A regulatory mechanism for neuronal excitability consists in controlling sodium channel density at the plasma membrane. In cultured fetal neurons, activation of sodium channels by neurotoxins, e.g., veratridine and α- scorpion toxin (α-ScTx) that enhance the channel open state probability induced a rapid down-regulation of surface channels. Evidence that the initial step of activity-induced sodium channel down-regulation is mediated by internalization was provided by using 125I-α-ScTx as both a channel probe and activator.
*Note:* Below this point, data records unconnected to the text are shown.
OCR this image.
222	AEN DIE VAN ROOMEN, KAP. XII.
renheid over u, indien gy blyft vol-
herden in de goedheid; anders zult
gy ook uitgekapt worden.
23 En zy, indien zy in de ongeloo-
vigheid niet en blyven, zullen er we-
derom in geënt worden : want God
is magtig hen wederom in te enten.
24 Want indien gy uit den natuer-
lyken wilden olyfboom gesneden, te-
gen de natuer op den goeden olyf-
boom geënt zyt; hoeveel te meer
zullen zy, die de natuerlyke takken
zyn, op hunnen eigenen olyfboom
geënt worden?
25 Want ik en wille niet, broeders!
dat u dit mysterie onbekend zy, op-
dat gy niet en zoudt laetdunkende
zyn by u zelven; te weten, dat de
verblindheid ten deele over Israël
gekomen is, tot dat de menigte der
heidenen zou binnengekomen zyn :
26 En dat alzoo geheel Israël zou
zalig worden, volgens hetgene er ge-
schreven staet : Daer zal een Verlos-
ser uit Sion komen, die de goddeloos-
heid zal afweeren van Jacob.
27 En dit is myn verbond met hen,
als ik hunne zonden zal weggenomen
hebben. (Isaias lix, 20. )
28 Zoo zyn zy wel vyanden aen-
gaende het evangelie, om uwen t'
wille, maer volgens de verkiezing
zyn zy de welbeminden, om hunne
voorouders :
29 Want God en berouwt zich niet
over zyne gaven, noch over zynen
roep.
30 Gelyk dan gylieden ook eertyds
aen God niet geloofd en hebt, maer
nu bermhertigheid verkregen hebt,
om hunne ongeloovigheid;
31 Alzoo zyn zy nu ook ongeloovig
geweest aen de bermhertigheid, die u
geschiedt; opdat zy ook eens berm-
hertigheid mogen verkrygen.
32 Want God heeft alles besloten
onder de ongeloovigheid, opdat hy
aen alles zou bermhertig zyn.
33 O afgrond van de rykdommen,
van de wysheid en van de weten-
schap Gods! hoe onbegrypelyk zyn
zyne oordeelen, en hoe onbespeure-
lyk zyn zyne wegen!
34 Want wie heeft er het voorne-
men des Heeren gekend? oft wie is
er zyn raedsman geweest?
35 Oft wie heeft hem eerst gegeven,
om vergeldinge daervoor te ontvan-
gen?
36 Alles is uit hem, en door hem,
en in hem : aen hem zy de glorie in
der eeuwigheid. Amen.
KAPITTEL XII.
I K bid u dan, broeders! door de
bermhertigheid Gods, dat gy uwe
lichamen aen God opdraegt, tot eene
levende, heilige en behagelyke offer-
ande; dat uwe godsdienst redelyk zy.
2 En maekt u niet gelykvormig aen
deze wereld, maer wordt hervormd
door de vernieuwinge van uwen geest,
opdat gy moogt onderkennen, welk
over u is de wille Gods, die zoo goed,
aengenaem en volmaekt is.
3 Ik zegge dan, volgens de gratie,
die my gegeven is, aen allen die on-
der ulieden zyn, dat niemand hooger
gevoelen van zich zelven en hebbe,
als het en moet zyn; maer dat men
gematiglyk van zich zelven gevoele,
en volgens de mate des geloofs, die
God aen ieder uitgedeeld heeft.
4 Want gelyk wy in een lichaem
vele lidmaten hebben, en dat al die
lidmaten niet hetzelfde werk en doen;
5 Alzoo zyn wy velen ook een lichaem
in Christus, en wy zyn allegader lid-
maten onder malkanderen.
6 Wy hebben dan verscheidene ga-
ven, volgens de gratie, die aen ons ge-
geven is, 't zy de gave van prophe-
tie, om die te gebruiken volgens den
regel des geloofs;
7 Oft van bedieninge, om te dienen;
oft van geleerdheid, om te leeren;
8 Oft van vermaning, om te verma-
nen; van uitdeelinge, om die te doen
After its binding to surface channels, the distribution of 125I-α-ScTx into five subcellular compartments was quantitatively analyzed by EM autoradiography. 125I-α-ScTx was found to accumulate in tubulovesicular endosomes and disappear from the cell surface in a time- dependent manner. This specific distribution was prevented by addition of tetrodotoxin (TTX), a channel blocker. By using a photoreactive derivative to covalently label sodium channels at the surface of cultured neurons, we further demonstrated that they are degraded after veratridine-induced internalization. A time-dependent decrease in the amount of labeled sodium channel α subunit was observed after veratridine treatment. After 120 min of incubation, half of the α subunits were cleaved. This degradation was prevented totally by TTX addition and was accompanied by the appearance of an increasing amount of a 90-kD major proteolytic fragment that was already detected after 45-60 min of veratridine treatment. Exposure of the photoaffinity-labeled cells to amphotericin B, a sodium ionophore, gave similar results. In this case, degradation was prevented when Na+ ions were substituted by choline ions and not blocked by TTX. After veratridine- or amphotericin B-induced internalization of sodium channels, breakdown of the labeled α subunit was inhibited by leupeptin, while internalization was almost unaffected. Thus, cultured fetal neurons are capable of adjusting sodium channel density by an activity-dependent endocytotic process that is triggered by Na+ influx.